A Receita Estadual do Paraná e os contadores chamam a atenção dos empresários para a aquisição de produtos provenientes de outros Estados que não possuem protocolo/convênio ICMS com o Estado do PR, e que têm a incidência de Substituição Tributária (ST) neste Estado. O não cumprimento ao disposto no art. 11, anexo IX, RICMS/PR/2017, pode acarretar em penalidades. De acordo com a Lei nº11.580/96, art.55, § 1º, inciso II, a multa prevista para o não recolhimento do imposto sobre operações relativas à circulação de mercadorias e sobre prestações de serviços de transporte interestadual, intermunicipal e de comunicação (ICMS) devido na forma e no prazo previsto é de 40% sobre o valor do imposto.

A forma de recolhimento do ICMS por ST determina que a responsabilidade pelo recolhimento do ICMS sob as operações que incluem prestação de serviços e vendas de mercadorias é do contribuinte que adquiriu o produto, quando originário de estados que não tenham protocolo/convênio ICMS com o estado do PR e não para aquele que vendeu o produto ou prestou o serviço.

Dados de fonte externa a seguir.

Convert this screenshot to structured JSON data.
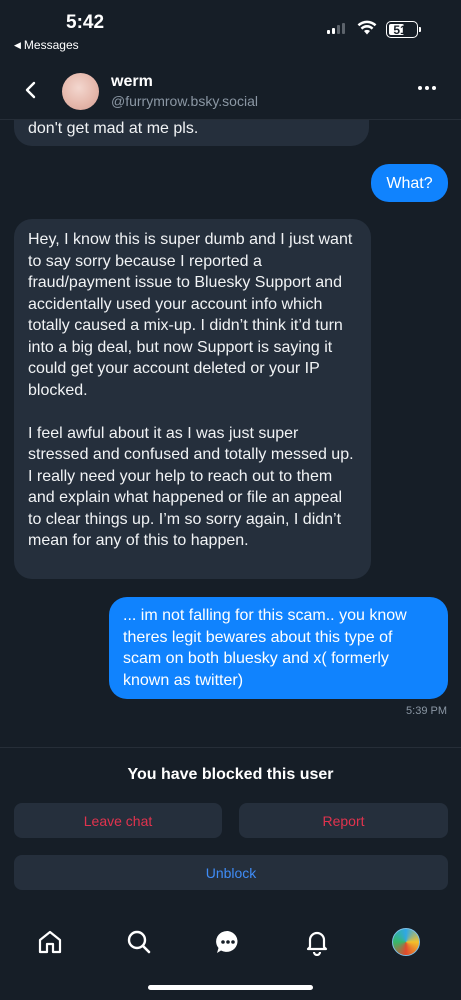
{
  "status_bar": {
    "time": "5:42",
    "back_app": "Messages",
    "battery": "51"
  },
  "header": {
    "name": "werm",
    "handle": "@furrymrow.bsky.social"
  },
  "messages": [
    {
      "from": "them",
      "text": "don't get mad at me pls."
    },
    {
      "from": "me",
      "text": "What?"
    },
    {
      "from": "them",
      "paragraphs": [
        "Hey, I know this is super dumb and I just want to say sorry because I reported a fraud/payment issue to Bluesky Support and accidentally used your account info which totally caused a mix-up. I didn’t think it’d turn into a big deal, but now Support is saying it could get your account deleted or your IP blocked.",
        "I feel awful about it as I was just super stressed and confused and totally messed up. I really need your help to reach out to them and explain what happened or file an appeal to clear things up. I’m so sorry again, I didn’t mean for any of this to happen."
      ]
    },
    {
      "from": "me",
      "text": "... im not falling for this scam.. you know theres legit bewares about this type of scam on both bluesky and x( formerly known as twitter)",
      "time": "5:39 PM"
    }
  ],
  "blocked_panel": {
    "notice": "You have blocked this user",
    "leave_label": "Leave chat",
    "report_label": "Report",
    "unblock_label": "Unblock"
  },
  "colors": {
    "background": "#161e27",
    "received_bubble": "#252f3c",
    "sent_bubble": "#1083fe",
    "danger": "#e0334e",
    "link": "#3f8cf7"
  },
  "tabs": [
    "home-icon",
    "search-icon",
    "chat-icon",
    "bell-icon",
    "profile-avatar"
  ]
}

“Os contribuintes do Paraná, ao adquirir produtos de Estados que não tenham protocolo/convênio de ICMS com este Estado, celebrados via Conselho Nacional de Política Fazendária (Confaz), e cujo produto tenha previsão de incidência do regime de substituição tributária neste Estado, devem recolher o ICMS devido na entrada da mercadoria no território paranaense, em Guia Nacional de Recolhimento de Tributos Estaduais (GNRE) ou Guia de Recolhimento do Estado do Paraná (GR-PR), sendo uma guia de recolhimento por nota fiscal. A guia de recolhimento deve ser preenchida em nome do adquirente da mercadoria e o número da nota fiscal deve ser colocado no campo específico”, explica o assessor da delegacia do contribuinte de outros Estados (DCOE) da Receita Estadual do Paraná, Marcelo Chevalier.

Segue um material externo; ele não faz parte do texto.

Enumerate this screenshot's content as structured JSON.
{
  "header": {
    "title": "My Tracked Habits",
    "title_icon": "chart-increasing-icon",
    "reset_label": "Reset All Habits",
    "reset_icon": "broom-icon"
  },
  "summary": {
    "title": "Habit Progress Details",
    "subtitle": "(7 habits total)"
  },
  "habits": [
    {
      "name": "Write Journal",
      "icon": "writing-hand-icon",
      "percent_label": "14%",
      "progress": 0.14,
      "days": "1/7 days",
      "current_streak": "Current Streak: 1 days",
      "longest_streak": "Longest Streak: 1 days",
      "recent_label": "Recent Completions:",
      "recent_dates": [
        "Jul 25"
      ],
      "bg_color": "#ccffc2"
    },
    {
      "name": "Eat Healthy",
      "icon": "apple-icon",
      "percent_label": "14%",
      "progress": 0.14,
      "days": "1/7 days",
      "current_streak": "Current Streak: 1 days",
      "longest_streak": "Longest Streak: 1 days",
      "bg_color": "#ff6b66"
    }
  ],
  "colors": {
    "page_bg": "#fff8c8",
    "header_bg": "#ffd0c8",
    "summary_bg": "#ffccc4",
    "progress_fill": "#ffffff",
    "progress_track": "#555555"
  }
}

O SESCAP-LDR destaca a situação específica do Estado de Santa Catarina que tem gerado dúvidas e ganhou o centro das discussões nos últimos meses. Até pouco tempo havia vários protocolos entre o Estado do Paraná e Santa Catarina que atribuía a responsabilidade do ICMS/ST ao vendedor, porém Santa Catarina denunciou estes protocolos e, com isto, o vendedor deixou de ser o responsável pelo recolhimento, passando a obrigatoriedade ao adquirente da mercadoria.

De acordo com a Receita Estadual, a regra vale para todos os produtos provenientes de Estados que não tenham protocolo/convênio ICMS de substituição tributária com o Estado do Paraná. Especificamente com o Estado de Santa Catarina, aplica-se às seções do anexo IX, do RICMS/PR, que compreendem diversos produtos como, por exemplo, aparelhos celulares, ferramentas, lâmpadas elétricas, materiais de construção, eletrodomésticos, artigos de papelaria, produtos farmacêuticos, cosméticos, perfumaria, entre outros, conforme Decreto nº 7.871, de 29 de setembro de 2017.

Aqueles que se encontram em situação irregular, devem procurar regularizar a sua situação, recolhendo os impostos devidos através de denúncia espontânea na forma da legislação.

Fonte: Jornal Folha de Londrina/Sindicato das Empresas de Assessoramento, Perícias, Informações, Pesquisas e de Serviços Contábeis de Londrina e Região (SESCAP-LDR)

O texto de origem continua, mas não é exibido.